FlashForward: "Queen's Sacrifice"

Here's the thing, everybody. I missed the first five minutes of this episode because of a variety of reasons. I missed whatever Dyson Frost had to say to Demetri. I missed the scene where Mark moved out of the house to protect his family. (I only know his motivation for this because it was in the helpful episode description that my Slingbox provides to me.) I missed some of the FBI stuff, I assume. But the episode filled in enough of these blanks that I feel comfortable saying I got it enough to know that the episode wasn't the one that magically fixed all of the show's issues. I also feel comfortable saying that somewhere along the line, this show got really, really funny, but not in a way that I think anyone involved with its production is intending.
Actually, scratch that. I think the cast knows exactly how stupid some of this stuff is. That's why the show is bearable at this point. Everyone in the cast is playing the hilt out of some of the goofier lines, even Joseph Fiennes. When he randomly exclaimed, "NOW, WE'RE TRAVELING" to close out that scene where he solved Frost's chess riddle, it was hilarious. When he said, "UNFORTUNATELY, ONE OF THEM IS MY ENEMY," it was even better. I think we need some sort of scale here, some sort of fair measurement that would suggest how close we are to Mark just randomly breaking out, "I WAS LOADED!" again. Assuming FlashForward crashes and burns and isn't renewed, I want "I WAS LOADED!" to become an Internet meme. I want schoolkids on busses singing its name. I want the whole world to get just a taste of what this show has become.

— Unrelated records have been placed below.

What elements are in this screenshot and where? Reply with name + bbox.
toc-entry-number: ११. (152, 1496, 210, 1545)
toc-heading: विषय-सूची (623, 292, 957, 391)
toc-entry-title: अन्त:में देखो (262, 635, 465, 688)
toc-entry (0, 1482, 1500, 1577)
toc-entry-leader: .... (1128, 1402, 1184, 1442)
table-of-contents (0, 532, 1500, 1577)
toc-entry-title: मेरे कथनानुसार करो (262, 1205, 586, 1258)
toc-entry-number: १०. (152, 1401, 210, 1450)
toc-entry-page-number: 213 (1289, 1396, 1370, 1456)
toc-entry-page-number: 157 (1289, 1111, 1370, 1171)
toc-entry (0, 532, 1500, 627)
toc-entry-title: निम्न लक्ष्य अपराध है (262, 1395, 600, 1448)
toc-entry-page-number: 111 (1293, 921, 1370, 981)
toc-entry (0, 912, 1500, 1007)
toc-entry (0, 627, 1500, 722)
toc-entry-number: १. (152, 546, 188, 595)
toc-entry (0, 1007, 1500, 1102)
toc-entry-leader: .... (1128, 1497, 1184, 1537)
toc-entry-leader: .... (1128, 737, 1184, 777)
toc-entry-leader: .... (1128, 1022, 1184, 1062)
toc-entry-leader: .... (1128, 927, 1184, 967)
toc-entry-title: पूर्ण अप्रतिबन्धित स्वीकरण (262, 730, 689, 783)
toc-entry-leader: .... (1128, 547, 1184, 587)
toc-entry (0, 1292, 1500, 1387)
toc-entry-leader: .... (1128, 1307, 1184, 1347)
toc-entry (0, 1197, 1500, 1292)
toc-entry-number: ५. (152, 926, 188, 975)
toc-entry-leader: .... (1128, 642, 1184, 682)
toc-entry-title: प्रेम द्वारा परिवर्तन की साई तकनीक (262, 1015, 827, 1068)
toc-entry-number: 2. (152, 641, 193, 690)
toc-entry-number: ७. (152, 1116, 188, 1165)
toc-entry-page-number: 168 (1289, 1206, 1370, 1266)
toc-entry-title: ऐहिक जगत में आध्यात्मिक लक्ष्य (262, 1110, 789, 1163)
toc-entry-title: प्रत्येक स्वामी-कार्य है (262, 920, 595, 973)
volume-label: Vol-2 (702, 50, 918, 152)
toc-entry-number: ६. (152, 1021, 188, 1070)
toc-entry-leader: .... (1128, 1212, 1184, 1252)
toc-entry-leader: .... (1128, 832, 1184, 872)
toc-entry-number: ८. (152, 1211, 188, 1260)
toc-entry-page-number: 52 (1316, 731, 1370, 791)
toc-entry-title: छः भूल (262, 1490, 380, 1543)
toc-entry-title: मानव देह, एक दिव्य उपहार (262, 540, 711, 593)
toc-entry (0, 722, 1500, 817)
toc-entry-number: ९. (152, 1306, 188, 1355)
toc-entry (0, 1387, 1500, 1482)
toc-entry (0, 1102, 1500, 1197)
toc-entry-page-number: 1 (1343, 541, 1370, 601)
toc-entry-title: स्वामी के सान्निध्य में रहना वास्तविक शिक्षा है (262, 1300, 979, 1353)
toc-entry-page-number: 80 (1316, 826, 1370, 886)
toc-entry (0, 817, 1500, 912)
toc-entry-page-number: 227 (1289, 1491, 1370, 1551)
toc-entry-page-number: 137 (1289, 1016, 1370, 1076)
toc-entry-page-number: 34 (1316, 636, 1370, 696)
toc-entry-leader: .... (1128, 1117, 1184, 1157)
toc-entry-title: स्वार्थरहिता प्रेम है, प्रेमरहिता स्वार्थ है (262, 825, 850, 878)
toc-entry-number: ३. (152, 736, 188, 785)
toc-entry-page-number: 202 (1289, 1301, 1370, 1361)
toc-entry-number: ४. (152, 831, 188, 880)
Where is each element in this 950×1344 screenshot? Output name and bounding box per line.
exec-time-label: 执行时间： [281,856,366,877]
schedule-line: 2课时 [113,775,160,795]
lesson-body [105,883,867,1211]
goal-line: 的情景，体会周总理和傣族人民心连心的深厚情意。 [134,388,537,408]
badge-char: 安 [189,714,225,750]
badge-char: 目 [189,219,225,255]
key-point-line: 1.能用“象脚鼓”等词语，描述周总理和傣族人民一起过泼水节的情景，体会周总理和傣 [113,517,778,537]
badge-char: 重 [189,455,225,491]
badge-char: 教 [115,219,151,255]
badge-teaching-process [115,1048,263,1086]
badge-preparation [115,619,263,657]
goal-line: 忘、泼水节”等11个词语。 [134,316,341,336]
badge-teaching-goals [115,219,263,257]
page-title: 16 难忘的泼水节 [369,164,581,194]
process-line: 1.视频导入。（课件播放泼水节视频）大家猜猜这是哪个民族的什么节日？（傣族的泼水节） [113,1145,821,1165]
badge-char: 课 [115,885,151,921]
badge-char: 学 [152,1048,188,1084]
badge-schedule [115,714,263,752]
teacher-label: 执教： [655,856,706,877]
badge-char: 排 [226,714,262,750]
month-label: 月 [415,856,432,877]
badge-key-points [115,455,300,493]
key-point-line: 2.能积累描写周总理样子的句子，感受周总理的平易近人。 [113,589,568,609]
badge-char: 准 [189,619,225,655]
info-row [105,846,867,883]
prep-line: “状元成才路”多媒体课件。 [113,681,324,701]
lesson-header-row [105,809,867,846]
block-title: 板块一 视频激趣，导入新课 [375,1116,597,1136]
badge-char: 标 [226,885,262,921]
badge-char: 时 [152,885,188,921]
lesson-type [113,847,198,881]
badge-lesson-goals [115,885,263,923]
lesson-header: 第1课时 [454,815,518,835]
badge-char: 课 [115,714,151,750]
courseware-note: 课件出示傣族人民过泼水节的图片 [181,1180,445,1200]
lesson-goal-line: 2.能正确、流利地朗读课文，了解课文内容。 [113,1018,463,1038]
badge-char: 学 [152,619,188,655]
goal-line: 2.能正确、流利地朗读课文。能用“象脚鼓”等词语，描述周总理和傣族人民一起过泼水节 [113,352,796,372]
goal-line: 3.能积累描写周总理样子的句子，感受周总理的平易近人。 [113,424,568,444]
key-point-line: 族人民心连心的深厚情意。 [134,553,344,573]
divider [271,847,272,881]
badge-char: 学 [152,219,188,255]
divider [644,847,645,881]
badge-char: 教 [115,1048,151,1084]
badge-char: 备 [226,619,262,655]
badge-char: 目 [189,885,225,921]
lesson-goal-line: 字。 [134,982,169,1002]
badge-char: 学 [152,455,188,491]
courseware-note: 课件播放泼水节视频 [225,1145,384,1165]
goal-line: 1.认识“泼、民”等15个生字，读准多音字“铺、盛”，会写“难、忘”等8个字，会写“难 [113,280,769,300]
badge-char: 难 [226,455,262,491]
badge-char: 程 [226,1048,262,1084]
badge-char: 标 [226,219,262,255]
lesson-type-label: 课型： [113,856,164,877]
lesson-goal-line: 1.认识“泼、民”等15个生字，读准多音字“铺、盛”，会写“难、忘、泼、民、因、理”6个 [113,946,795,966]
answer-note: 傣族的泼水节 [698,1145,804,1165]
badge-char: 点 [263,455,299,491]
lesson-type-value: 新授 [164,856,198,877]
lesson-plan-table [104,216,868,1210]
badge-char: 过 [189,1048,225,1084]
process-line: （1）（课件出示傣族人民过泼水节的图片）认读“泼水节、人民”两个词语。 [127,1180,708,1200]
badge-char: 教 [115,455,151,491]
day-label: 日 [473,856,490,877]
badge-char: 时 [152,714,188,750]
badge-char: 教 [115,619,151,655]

Because in tonight's episode, we spent a good portion of screentime following around a character we've met just three times (once in someone else's flash forward) as she attempted to find a job and ended up falling in with a bunch of racial stereotypes who worked at a garage run by a kindly Latino man with a gruff exterior but a heart of gold, a guy who just wants to work on his cars, man, and is willing to employ undocumented workers to do so. All of this was wrapped up in a tale of how Keiko and Bryce just keep missing each other and have each found new romantic interests. But as little interest as I have in the romantic pairing of Bryce and the babysitter, I have even less interest in the pairing of Keiko and some guy I've just met, especially as it hinges on a number of pieces of information I've just learned that the show clumsily forced in there, chief among them the fact that Keiko is apparently a genius auto mechanic.
As a serialized sci-fi drama in the back half of its first season, building up to the moment when the flash forwards pointed to, there should be more of a sense of things falling into place in FlashForward than there is. Instead, there's a sense of things madly scrambling around so that everyone gets something to do. Some of that probably stems from the constant cut in production order, which probably forced a few episodes to get smushed together to give the end game a better sense of how it was going to play out. Some of that probably stems from first-season jitters, a show that doesn't have its serialization sea legs under it just yet. Most of that stems from the fact that the show is awful. Or, y'know, TV'S BEST COMEDY. Whatever works. I got a SENSE of what the show was pushing for when Bryce called the sexy babysitter to tell her he wasn't sorry he kissed her and the ICE VAN CARRYING KEIKO SCREAMED ALONG BEFORE HIM, OMG, but that was mostly because it didn't involve Bryce looking over at the camera or an extra or a friendly dog or a dead crow or a creepy doll head or Ricky Jay's disembodied nose and saying, "We just keep missing each other. Failed connections are one of the themes of the show." Visual storytelling. Use it.